Bir diğer önemli politika ise aktörleri devlet-dışı aktörler ve bir dereceye kadar “oyun bozan” olarak düşünülen aktörler ile temas kuracak şekilde dönüştürmektir. Türk hükûmeti marjinalleşmiş aktörleri tecrit etmek yerine dahil etmek için güçlendirmeye çalışmaktadır - ki bu aktörlerin bir kısmı bozguncu addedilmektedir. Türkiye bu aktörleri siyasi süreçlere eklemlemek için uğraşmaktadır. “Oyun bozanlar” şiddet eylemlerinde etkin barış süreçlerine zarar veren aktörler olarak tanımlanmaktadır.47 Ortadoğu’da kimilerinin geniş taraftar tabanına ve sosyal

meşruiyete sahip olduğu, barıştan ve müzakere süreçlerinden yana durmayan pek çok grup bulunmaktadır. Bölgede etnik, mezhepsel, dini, kabile ve siyasi bölünmeler tüm grupların adil şekilde temsil edilmesini temin eden yekpare siyasi oluşumlara izin vermemektedir. Bütüncül ve sürdürülebilir barış ve düzeni başarmanın bölgede önemli tüm siyasi aktörler ile müzakere edilmeksizin mümkün olmadığı ileri sürülmektedir. Bütün bu aktörlerin siyasi süreçlere katılımlarının sağlanması şiddetin yayılmasından daha iyi bir seçenektir. Türk liderler kendi etnik, dini ve mezhep birlikleri içindeki bu gibi liderler ile ilişkileri geliştirmeye çalışmışlardır. Bölgede hüküm süren rejimler tüm bu grupların siyasi emellerini temsil etmekte başarısızlığa uğradılar ve bu grupların bazılarını demokratik yönetim sistemine katılmama yönünde motive ettiler.
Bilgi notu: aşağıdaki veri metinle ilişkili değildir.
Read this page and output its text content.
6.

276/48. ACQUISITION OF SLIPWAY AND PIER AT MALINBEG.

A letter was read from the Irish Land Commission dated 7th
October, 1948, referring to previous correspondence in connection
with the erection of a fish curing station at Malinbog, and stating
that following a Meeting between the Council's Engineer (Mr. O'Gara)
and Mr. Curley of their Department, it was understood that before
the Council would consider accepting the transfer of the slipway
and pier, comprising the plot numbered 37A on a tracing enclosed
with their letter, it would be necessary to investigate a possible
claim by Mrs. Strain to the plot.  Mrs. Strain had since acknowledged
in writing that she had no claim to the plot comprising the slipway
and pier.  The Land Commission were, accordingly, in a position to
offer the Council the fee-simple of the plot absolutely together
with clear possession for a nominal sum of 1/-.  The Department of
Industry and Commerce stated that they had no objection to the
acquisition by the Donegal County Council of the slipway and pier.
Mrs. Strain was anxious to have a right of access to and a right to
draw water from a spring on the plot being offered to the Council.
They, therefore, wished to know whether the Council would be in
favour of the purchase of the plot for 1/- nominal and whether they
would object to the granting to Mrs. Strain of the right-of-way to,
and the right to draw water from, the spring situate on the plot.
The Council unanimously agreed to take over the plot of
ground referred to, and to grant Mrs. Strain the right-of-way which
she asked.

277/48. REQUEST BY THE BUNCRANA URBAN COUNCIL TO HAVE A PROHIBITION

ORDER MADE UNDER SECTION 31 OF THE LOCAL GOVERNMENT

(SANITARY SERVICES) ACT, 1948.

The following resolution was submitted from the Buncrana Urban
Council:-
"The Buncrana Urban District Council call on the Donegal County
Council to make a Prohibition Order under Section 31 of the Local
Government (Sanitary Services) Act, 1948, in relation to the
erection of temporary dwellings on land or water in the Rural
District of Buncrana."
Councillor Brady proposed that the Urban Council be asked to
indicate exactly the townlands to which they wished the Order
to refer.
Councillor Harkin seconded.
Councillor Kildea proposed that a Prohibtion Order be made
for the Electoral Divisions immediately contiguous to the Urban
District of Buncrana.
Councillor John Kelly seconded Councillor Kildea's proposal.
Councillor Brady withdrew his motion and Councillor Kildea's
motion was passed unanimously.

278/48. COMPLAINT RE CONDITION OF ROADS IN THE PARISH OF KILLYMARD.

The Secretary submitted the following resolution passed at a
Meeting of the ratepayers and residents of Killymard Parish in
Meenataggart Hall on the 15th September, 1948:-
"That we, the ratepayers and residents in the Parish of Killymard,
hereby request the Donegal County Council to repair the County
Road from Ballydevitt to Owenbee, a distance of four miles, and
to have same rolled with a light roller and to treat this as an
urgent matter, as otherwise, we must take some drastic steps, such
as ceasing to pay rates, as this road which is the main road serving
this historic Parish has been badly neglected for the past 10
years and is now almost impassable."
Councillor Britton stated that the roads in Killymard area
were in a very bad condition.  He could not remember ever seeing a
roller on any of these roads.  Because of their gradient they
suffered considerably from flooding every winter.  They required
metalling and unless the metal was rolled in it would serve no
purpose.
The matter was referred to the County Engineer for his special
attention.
Bu bağlamda silahlı milisler ve yasadışı örgütler siyasi aktörlere dönüştü. Türkiye devlet-dışı aktörlerin temsilcileri ile irtibatta kalmaya çalışmaktadır ki bu örgütlerden Hamas, Hizbullah ve Iraklı Sünni direniş grupları, Suriye iç savaşında Özgür Suriye Ordusu gibi bazılarının bozguncu oldukları düşünülmektedir. Bu politikanın ana hedefi Irak, Filistin, Afganistan, Lübnan ve Suriye gibi çoklu etnikli ülkelerdeki tüm önemli paydaşlar ile iletişim kanallarını açık tutmaktır.48

Türk karar alıcılar Hamas’ın ve Mısır’da Müslüman Kardeşlerle bağlantılı Özgürlük ve Adalet Partisi seçimlerde elde ettikleri başarıları onların kendi toplumlarında sosyal ve siyasi meşruiyete sahip olduklarının işareti olarak değerlendirmiştir. Dahası bu grupları şiddete yönelmekten alıkoymak için siyasi aktörler olarak tanımanın daha iyi bir strateji olduğu düşünülmekteydi. Söz konusu strateji Türkiye’nin dış politikasının temel ilkelerinde bariz bir değişime işaret etmektedir; zira Türkiye geçmişte sıklıkla devlet-dışı aktörler ile alenen ve resmen etkileşim kurmaktan kaçınmıştır. Hatta Türkiye bu gruplardan bazıları adına savunmaya geçmiş ve onları siyasi aktörler olarak güçlendirmeye çalışmış; dolayısıyla onlarla güç kazanmıştır. Türkiye’nin Hamas’ı kabulü; Mısır’daki darbe esnasında ve sonrasında seçimle göreve gelmiş olan Muhammed Mursi’ye desteği, Irak, Filistin, Lübnan ve Suriye’deki siyasi hizipler ile iletişim kanallarını açık tutma çabaları Türkiye’nin Batılı müttefikleri ile İran ve Suriye gibi komşuları tarafından eleştirilmektedir.49 Türk hükûmeti bu gruplara kendi görüşlerini ifade edebilecekleri

(12)

bir forum sağlamak suretiyle onları bir noktaya kadar güçlendirmeye ve meşrulaştırmaya çalışmaktadır. Genel olarak Türkiye bölge rejimleri nezdinde “oyun bozan” olarak ifade edilen gruplar üzerinden bir miktar güçlenmiştir fakat bu gücün kriz dönemlerinde etkin bir şekilde kullanılıp kullanılamayacağı açık değildir.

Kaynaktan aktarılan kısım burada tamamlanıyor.